A few minutes later George came and sat at the table. He seemed excited.
“What’s up George?”
“Boonchoo went to the court building like you asked him to. This morning was his second day there. As you told him to expect, there were arguments over the application for a search warrant on the Phetchburi Road address. The drug squad boys were in and out of the court since yesterday afternoon. There were strange people sitting around since early this morning. They called someone on their phone and told them what was happening. Boonchoo said they must’ve been talking to someone very important. Lots of grovelling was taking place from what he could hear.”
“Good.”
“What does it mean?” George asked.
“It means they’ll be circling the wagons and so you have to tell the owner of the house that Hollywood is not interested at present. We are leaving today. I’m going to miss this place.”
“Where are we going?”
“It’s time to end this. Everything should be ready and there is work to be done. I assume everybody showed up and did what was asked?”
“They did.”
“How were Damien’s Finns?”
“Speaking techno babble in three languages as usual.”
“You paid them well?”
“Just like you told me to. It may not have been necessary; they are still grateful for what you did for them with their visa problem at immigration.”
“It is always impor
tant to pay people well.”
“Maybe that’s why you are always broke.”
“And Damien doesn’t know what they are doing?”
“Not as far as I know.”
“Not that it would make much difference,” Carl said. “Better for him if he doesn’t know.”

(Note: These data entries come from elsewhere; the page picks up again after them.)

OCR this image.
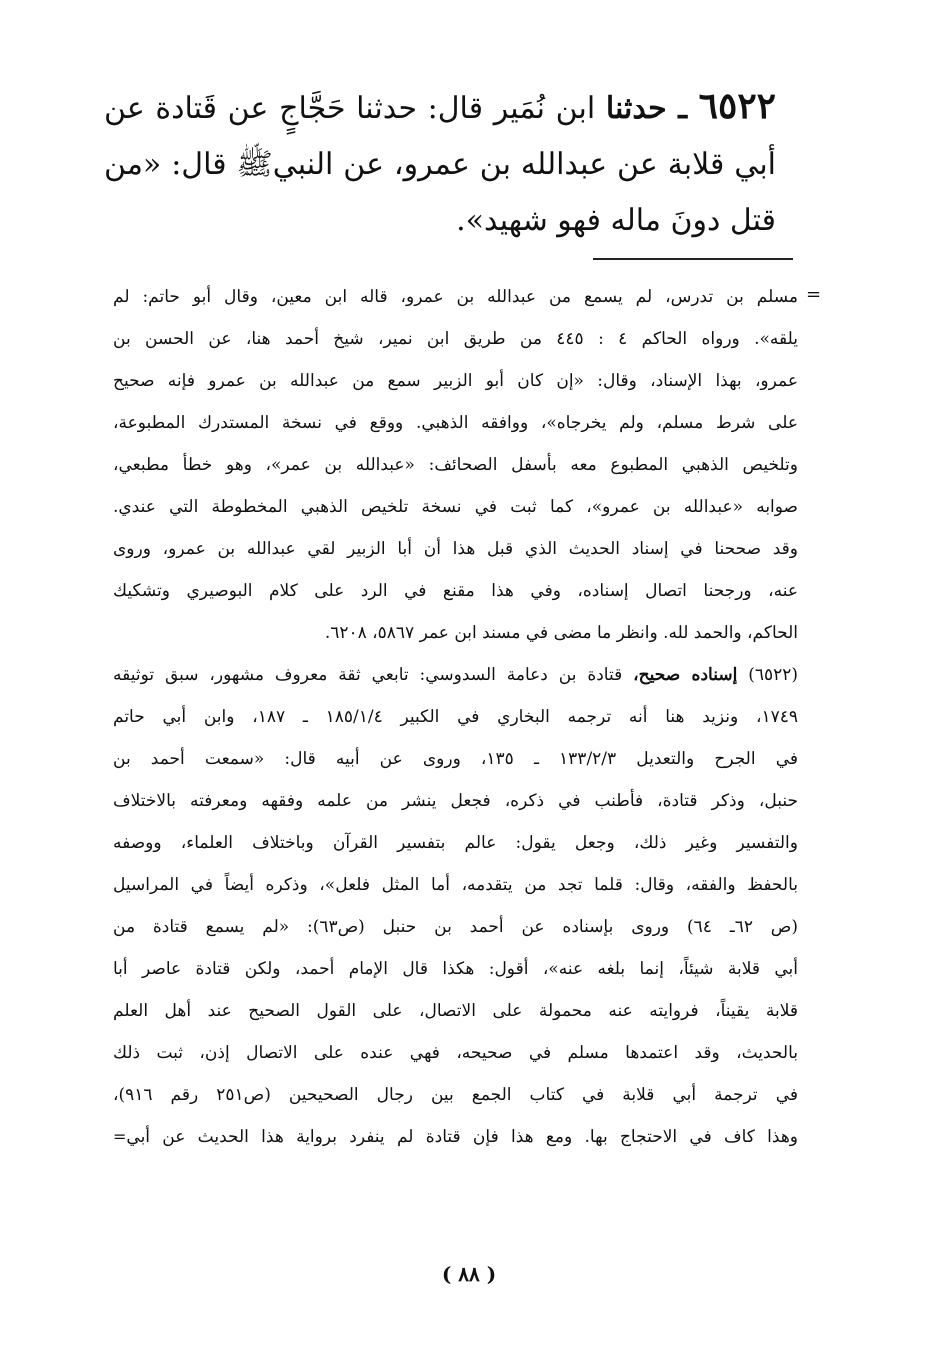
٦٥٢٢ ـ حدثنا ابن نُمَير قال: حدثنا حَجَّاجٍ عن قَتادة عن أبي قلابة عن عبدالله بن عمرو، عن النبيﷺ قال: «من قتل دونَ ماله فهو شهيد».
=
مسلم بن تدرس، لم يسمع من عبدالله بن عمرو، قاله ابن معين، وقال أبو حاتم: لم
يلقه». ورواه الحاكم ٤ : ٤٤٥ من طريق ابن نمير، شيخ أحمد هنا، عن الحسن بن
عمرو، بهذا الإسناد، وقال: «إن كان أبو الزبير سمع من عبدالله بن عمرو فإنه صحيح
على شرط مسلم، ولم يخرجاه»، ووافقه الذهبي. ووقع في نسخة المستدرك المطبوعة،
وتلخيص الذهبي المطبوع معه بأسفل الصحائف: «عبدالله بن عمر»، وهو خطأ مطبعي،
صوابه «عبدالله بن عمرو»، كما ثبت في نسخة تلخيص الذهبي المخطوطة التي عندي.
وقد صححنا في إسناد الحديث الذي قبل هذا أن أبا الزبير لقي عبدالله بن عمرو، وروى
عنه، ورجحنا اتصال إسناده، وفي هذا مقنع في الرد على كلام البوصيري وتشكيك
الحاكم، والحمد لله. وانظر ما مضى في مسند ابن عمر ٥٨٦٧، ٦٢٠٨.
(٦٥٢٢) إسناده صحيح، قتادة بن دعامة السدوسي: تابعي ثقة معروف مشهور، سبق توثيقه
١٧٤٩، ونزيد هنا أنه ترجمه البخاري في الكبير ١٨٥/١/٤ ـ ١٨٧، وابن أبي حاتم
في الجرح والتعديل ١٣٣/٢/٣ ـ ١٣٥، وروى عن أبيه قال: «سمعت أحمد بن
حنبل، وذكر قتادة، فأطنب في ذكره، فجعل ينشر من علمه وفقهه ومعرفته بالاختلاف
والتفسير وغير ذلك، وجعل يقول: عالم بتفسير القرآن وباختلاف العلماء، ووصفه
بالحفظ والفقه، وقال: قلما تجد من يتقدمه، أما المثل فلعل»، وذكره أيضاً في المراسيل
(ص ٦٢ـ ٦٤) وروى بإسناده عن أحمد بن حنبل (ص٦٣): «لم يسمع قتادة من
أبي قلابة شيئاً، إنما بلغه عنه»، أقول: هكذا قال الإمام أحمد، ولكن قتادة عاصر أبا
قلابة يقيناً، فروايته عنه محمولة على الاتصال، على القول الصحيح عند أهل العلم
بالحديث، وقد اعتمدها مسلم في صحيحه، فهي عنده على الاتصال إذن، ثبت ذلك
في ترجمة أبي قلابة في كتاب الجمع بين رجال الصحيحين (ص٢٥١ رقم ٩١٦)،
وهذا كاف في الاحتجاج بها. ومع هذا فإن قتادة لم ينفرد برواية هذا الحديث عن أبي=
( ٨٨ )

“They’re professionals and have IQs through the roof. They said they could meet your time requirements and I saw no reason to doubt them. They said to tell you not to worry, they won’t let you down.”

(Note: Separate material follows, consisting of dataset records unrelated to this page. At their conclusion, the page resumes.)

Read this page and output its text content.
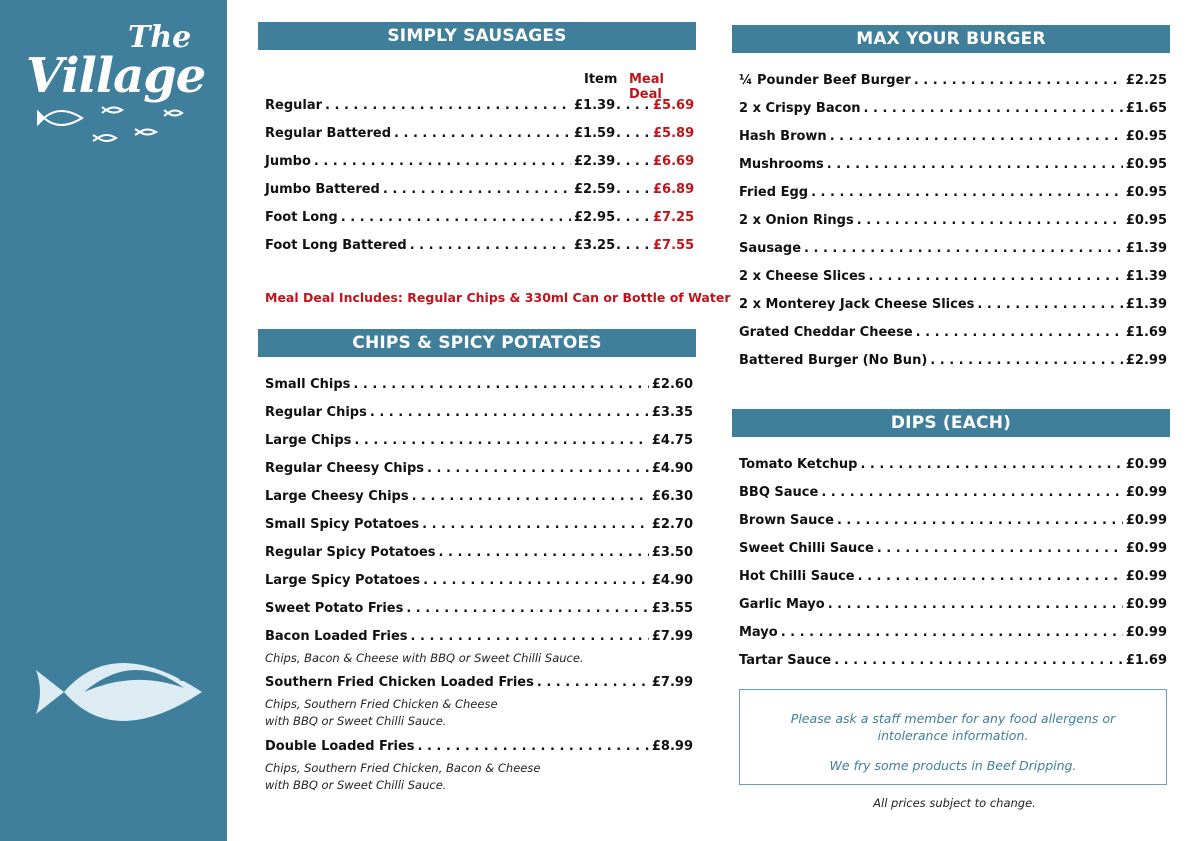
The
Village
SIMPLY SAUSAGES
Item Meal Deal
Regular . . .	£1.39 . . .	£5.69
Regular Battered . . .	£1.59 . . .	£5.89
Jumbo . . .	£2.39 . . .	£6.69
Jumbo Battered . . .	£2.59 . . .	£6.89
Foot Long . . .	£2.95 . . .	£7.25
Foot Long Battered . . .	£3.25 . . .	£7.55
Meal Deal Includes: Regular Chips & 330ml Can or Bottle of Water
CHIPS & SPICY POTATOES
Small Chips . . .	£2.60
Regular Chips . . .	£3.35
Large Chips . . .	£4.75
Regular Cheesy Chips . . .	£4.90
Large Cheesy Chips . . .	£6.30
Small Spicy Potatoes . . .	£2.70
Regular Spicy Potatoes . . .	£3.50
Large Spicy Potatoes . . .	£4.90
Sweet Potato Fries . . .	£3.55
Bacon Loaded Fries . . .	£7.99
Chips, Bacon & Cheese with BBQ or Sweet Chilli Sauce.
Southern Fried Chicken Loaded Fries . . .	£7.99
Chips, Southern Fried Chicken & Cheese
with BBQ or Sweet Chilli Sauce.
Double Loaded Fries . . .	£8.99
Chips, Southern Fried Chicken, Bacon & Cheese
with BBQ or Sweet Chilli Sauce.
MAX YOUR BURGER
¼ Pounder Beef Burger . . .	£2.25
2 x Crispy Bacon . . .	£1.65
Hash Brown . . .	£0.95
Mushrooms . . .	£0.95
Fried Egg . . .	£0.95
2 x Onion Rings . . .	£0.95
Sausage . . .	£1.39
2 x Cheese Slices . . .	£1.39
2 x Monterey Jack Cheese Slices . . .	£1.39
Grated Cheddar Cheese . . .	£1.69
Battered Burger (No Bun) . . .	£2.99
DIPS (EACH)
Tomato Ketchup . . .	£0.99
BBQ Sauce . . .	£0.99
Brown Sauce . . .	£0.99
Sweet Chilli Sauce . . .	£0.99
Hot Chilli Sauce . . .	£0.99
Garlic Mayo . . .	£0.99
Mayo . . .	£0.99
Tartar Sauce . . .	£1.69
Please ask a staff member for any food allergens or
intolerance information.
We fry some products in Beef Dripping.
All prices subject to change.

“That’s good. Then we need to pack up and leave. We’ll wipe the house down for fingerprints before we go.”
“Is that necessary?” George asked.
“You can never be too careful,” Carl told him and went to the bedroom to pack his belongings back into their shopping bags. He wasn’t going to tell George about his revenge on the two assassins. The trick to getting away with murder is not telling anybody.
They left the house late that afternoon. Carl watched through the rear window of the car until he couldn’t see the Thai roof any more. After a while the car left the rough laterite and they were driving on smoother asphalt. The car was making good time towards Bangkok. When they reached the early evening traffic on the outskirts of the city their progress slowed to a snail’s pace. Carl wasn’t worried about the gridlock. He knew that they had plenty of time.
He picked up his phone and called Bart Barrows.
“You need to get General Amnuay to Inman’s old office on Phetchburi Road tonight at midnight. You can tell him that I’m ready to make a deal. If he doesn’t show up tell him he will be able to find me at the Foreign Correspondents Club buying drinks for foreign journalists.”
“What makes you so sure I can get him there?” Bart asked.